It’s becoming increasingly challenging to keep costs low when managing a veterinary clinic; controlling expenses should be a high priority. Reducing overhead by improving efficiency, maximizing revenue, and cutting unnecessary expenses is a good place to start; but what happens if you’ve already addressed these areas?

Most veterinarians aren’t aware of the potential cost-drivers and expensive risks hiding in the details of their veterinary office lease. A vet could save hundreds of thousands of dollars over the life of their tenancy by taking the time to review these details before signing their lease. Amendments can typically be made to the lease at startup or renewal time to control costs and protect your clinic from financial traps in the long run.

Veterinary Office Lease Costs and Other Fees

Looking at the Veterinary Office Lease“Annual Base Rent” in the lease is the amount a veterinary tenant agrees to pay the landlord for occupying the space. Securing reasonable rates initially will allow you to remain profitable as your practice grows. Aim to protect rental rates and unreasonable escalations by negotiating a cap on the annual escalation.

You should also do your due diligence by researching rental rates for competing spaces in the area; and learn what the landlord is asking for other comparable vacant spaces in the building/plaza to ensure that the proposed lease rates are fair.

Operating Costs

Operating costs are the expenses related to the operation and running of the building. Due to the fact that occupancy costs such as property taxes or insurance are fixed in nature, an explicit veterinary office lease outlining the impact of these costs plays a key role. Non-fixed costs (i.e. maintenance), must be closely audited to ensure you are not overpaying for your proportionate share.

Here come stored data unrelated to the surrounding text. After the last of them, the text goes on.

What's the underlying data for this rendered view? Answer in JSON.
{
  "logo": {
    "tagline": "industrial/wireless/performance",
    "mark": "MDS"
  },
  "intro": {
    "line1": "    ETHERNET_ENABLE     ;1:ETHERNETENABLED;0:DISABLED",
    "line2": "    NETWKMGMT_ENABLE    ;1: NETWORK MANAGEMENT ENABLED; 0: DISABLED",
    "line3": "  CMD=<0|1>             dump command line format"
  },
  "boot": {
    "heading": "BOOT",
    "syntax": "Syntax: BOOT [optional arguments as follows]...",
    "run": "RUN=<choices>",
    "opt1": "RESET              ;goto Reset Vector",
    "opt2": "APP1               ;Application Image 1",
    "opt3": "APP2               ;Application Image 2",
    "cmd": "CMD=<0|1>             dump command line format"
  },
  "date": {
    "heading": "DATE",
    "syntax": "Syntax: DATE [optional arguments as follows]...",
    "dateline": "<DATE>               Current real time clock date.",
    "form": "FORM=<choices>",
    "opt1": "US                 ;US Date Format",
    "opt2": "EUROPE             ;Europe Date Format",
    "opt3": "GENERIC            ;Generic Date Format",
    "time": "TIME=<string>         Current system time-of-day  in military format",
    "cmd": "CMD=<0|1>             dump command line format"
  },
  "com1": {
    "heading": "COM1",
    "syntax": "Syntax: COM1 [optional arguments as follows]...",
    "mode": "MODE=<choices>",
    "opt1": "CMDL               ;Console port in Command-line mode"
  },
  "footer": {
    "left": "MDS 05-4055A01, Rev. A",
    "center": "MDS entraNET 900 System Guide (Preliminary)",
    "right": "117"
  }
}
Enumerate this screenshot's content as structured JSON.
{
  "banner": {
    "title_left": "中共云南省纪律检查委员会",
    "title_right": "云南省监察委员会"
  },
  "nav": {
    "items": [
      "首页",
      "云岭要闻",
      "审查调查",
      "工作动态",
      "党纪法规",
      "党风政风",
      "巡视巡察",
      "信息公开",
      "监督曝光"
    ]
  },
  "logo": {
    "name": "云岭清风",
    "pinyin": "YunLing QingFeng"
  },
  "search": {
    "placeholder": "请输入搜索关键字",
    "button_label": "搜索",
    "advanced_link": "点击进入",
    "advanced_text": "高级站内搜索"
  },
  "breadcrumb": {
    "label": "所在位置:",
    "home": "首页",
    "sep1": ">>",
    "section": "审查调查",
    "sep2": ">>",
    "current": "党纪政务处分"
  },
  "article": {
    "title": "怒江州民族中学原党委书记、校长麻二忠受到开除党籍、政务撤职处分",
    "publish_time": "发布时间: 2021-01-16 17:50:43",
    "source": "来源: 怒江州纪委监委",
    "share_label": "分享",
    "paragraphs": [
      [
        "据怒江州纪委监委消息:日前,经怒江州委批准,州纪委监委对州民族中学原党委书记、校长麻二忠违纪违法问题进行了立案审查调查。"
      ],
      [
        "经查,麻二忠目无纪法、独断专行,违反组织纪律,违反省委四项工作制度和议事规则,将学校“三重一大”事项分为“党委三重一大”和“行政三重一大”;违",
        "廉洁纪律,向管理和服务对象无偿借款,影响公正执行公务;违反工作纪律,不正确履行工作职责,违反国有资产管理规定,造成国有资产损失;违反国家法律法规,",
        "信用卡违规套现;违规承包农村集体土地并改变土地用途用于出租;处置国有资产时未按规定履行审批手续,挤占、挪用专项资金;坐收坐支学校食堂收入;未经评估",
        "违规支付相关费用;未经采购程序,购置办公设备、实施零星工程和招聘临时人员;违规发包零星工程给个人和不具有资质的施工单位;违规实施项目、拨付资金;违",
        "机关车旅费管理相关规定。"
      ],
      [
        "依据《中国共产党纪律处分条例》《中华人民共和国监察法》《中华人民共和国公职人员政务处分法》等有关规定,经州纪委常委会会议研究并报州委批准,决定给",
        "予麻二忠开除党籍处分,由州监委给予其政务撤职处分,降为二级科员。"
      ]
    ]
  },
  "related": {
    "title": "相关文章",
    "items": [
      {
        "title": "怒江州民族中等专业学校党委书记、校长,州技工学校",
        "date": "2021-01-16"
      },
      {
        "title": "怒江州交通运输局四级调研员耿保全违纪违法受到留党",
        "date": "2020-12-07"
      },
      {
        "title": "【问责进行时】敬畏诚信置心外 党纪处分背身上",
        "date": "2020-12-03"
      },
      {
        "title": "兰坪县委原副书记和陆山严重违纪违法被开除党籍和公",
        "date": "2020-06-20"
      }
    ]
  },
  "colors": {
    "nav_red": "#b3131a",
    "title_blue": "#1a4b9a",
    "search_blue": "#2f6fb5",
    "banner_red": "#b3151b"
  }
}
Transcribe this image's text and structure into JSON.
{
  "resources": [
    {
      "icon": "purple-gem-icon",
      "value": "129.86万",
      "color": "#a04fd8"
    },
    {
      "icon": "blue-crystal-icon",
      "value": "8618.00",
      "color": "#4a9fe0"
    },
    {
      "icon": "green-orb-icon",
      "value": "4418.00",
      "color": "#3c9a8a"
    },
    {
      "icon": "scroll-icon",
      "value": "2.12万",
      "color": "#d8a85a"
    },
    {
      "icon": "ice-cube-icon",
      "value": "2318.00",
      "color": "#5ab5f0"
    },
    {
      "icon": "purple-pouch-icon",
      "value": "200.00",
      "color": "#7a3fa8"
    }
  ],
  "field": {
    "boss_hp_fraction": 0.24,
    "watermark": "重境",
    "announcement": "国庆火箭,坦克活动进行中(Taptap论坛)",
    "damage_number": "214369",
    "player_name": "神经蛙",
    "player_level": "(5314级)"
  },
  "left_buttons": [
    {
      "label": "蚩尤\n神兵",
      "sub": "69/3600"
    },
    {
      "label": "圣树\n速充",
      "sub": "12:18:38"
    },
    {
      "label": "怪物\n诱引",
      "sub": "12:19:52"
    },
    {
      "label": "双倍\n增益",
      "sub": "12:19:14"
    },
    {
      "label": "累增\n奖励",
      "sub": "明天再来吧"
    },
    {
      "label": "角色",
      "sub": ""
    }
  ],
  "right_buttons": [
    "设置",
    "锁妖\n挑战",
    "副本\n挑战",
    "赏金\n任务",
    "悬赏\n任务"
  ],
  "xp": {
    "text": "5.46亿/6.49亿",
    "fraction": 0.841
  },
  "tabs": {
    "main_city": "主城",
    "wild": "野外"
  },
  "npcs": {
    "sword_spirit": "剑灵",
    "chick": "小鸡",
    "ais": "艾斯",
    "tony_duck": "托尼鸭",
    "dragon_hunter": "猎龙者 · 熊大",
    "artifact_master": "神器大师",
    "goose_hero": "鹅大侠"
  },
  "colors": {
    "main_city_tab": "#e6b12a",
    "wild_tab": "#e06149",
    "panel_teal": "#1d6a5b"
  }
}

Know What You’re Being Charged For

Many landlords have been known to back charge expenses by filing them under the term “operating costs.” It’s important to ensure you have the “right to review statements of operating costs” included in your veterinary office lease in order to determine exactly what you’re being charged for.

There are a number of operating expenses that are unreasonable for the landlord to pass along to their tenants, including:
Vet with a Cat

  • Improvements made to increase property value
  • Building repairs or replacement of structural components
  • Real estate broker commissions
  • Professional fees not relating to your space
  • Interest or principle payments on mortgages or debt costs, unless it is your debt or “Tenant Improvement Allowance” (TIA)
  • Marketing association fees that are not driving traffic to the building or helping your business

Keep in mind that operating costs can often be controlled or reduced at office lease negotiation time by setting up percentage formulas or by capping costs at certain thresholds.

Common Area Maintenance (CAM) Charges

CAM charges fluctuate from year-to-year depending on factors such as insurance premiums and property taxes. It is critical to ensure you have the legal right to audit CAM charges and that your veterinary office lease clearly states the landlord is responsible for paying the CAM charges on vacant space in the building.

Administration Fees

Ensure that you are not paying high administration fees to your landlord (anything over 5% is unreasonable). Also, be aware that “administration fees” and “management fees” mean the same thing; ensure you’re not being charged twice.

Tracking Critical Office Lease Dates

Tracking Critical Lease DatesTake proactive measures to avoid unexpected financial disasters by tracking and managing your critical dates aggressively. If you miss your veterinary office lease expiry date, you are automatically a month-to-month or “overholding” tenant and have lost the security of your practice location.

When in overholding, your landlord has the right to terminate the lease and evict you by providing only 30 days’ notice. The cost to demolish, renovate, relocate, and rebuild a veterinary clinic from scratch can easily cost $200,000 or more; not to mention any clinic downtime faced and lost customers as a result of the move.

Double the Monthly Rent

Many lease agreements state that as soon as your lease expires, the landlord has the right to charge you twice the normal monthly rent. Check the “overholding” clause in your lease to see what your penalty rent will be.

The “Option to Renew” Provision

The “option to renew” provision in the lease provides the ability for tenants to extend their tenancy in the building. The “extension deadline” is the last day that you may exercise your option to extend the lease term. Negotiating “options” into your lease is beneficial because they can protect you from rental escalations and provide you with the flexibility to stay even if the landlord has other plans for the space at the end of your term.

The Power of Negotiation Time and Lease Language

It is always a challenge to control occupancy costs for a veterinary clinic; and language in the lease can easily drive costs up. Veterinarians can save hundreds of thousands of dollars over the life of their tenancy by tracking critical dates, taking action at least 18-24 months before renewal time, and reviewing the details of their veterinary office lease at startup time.

The best way to ensure that your lease is set up with fair and affordable terms is to have the agreement reviewed professionally by veterinary office leasing experts before you sign it.